親の期待に応えようと「勉強第一」と口をそろえるシェムリアップの高校生たち。「恋愛するのは個人の自由だと思う。でも勉強の妨げになる。テストの点数がどんどん下がっちゃう。大学受験のための勉強があるから、恋愛している場合じゃない」と話す。

■親公認の恋愛に!

親にバレなければ恋人がいてもいいでしょ、と考える女子高生もいる。この場合、恋愛はこっそりするのが常だ。男女2人で街を歩くと、「(高校生なのに)カップルなのね」とあまり良くない印象を周りからもたれてしまう。男女3人ずつで遊びに行っても3組のカップルだと思われる。このため「男2人、女子4人と男女比をずらす」対策をとる高校生もいる。ちなみに定番のデートスポットは、シェムリアップ市郊外にある人造湖バライ、世界遺産のアンコールワットなどだ。

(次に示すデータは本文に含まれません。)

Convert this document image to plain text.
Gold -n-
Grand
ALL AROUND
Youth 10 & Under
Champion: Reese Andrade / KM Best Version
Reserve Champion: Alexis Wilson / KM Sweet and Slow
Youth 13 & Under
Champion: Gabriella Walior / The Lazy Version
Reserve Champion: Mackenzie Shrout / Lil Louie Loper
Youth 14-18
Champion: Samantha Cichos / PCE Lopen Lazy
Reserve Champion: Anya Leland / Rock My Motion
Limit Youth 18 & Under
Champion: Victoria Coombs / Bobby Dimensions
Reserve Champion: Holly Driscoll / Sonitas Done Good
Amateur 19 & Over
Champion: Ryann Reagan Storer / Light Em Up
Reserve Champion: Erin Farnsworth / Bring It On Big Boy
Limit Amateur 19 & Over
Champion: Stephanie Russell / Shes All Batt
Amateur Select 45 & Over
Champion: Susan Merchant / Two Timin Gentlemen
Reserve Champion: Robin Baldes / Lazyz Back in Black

だが大学に入ると事情は一変する。シェムリアップの大学生の多くは、学費を自分で払うために、アルバイトではなく、フルタイムの仕事に就く。子どもは自立したと親は考え、恋愛することを許す。学業と恋愛を両立することができるようになるのだ。

カンボジアでは、「ペアルック=結婚指輪」と考えるのが当たり前。日本のように学生同士が同じアクセサリーを身につけたりはしない。恋人がいることを、アクセサリーをつけて表現するのはプロポーズや結婚式が終わってから、というのがカンボジアの恋愛流儀といえそうだ。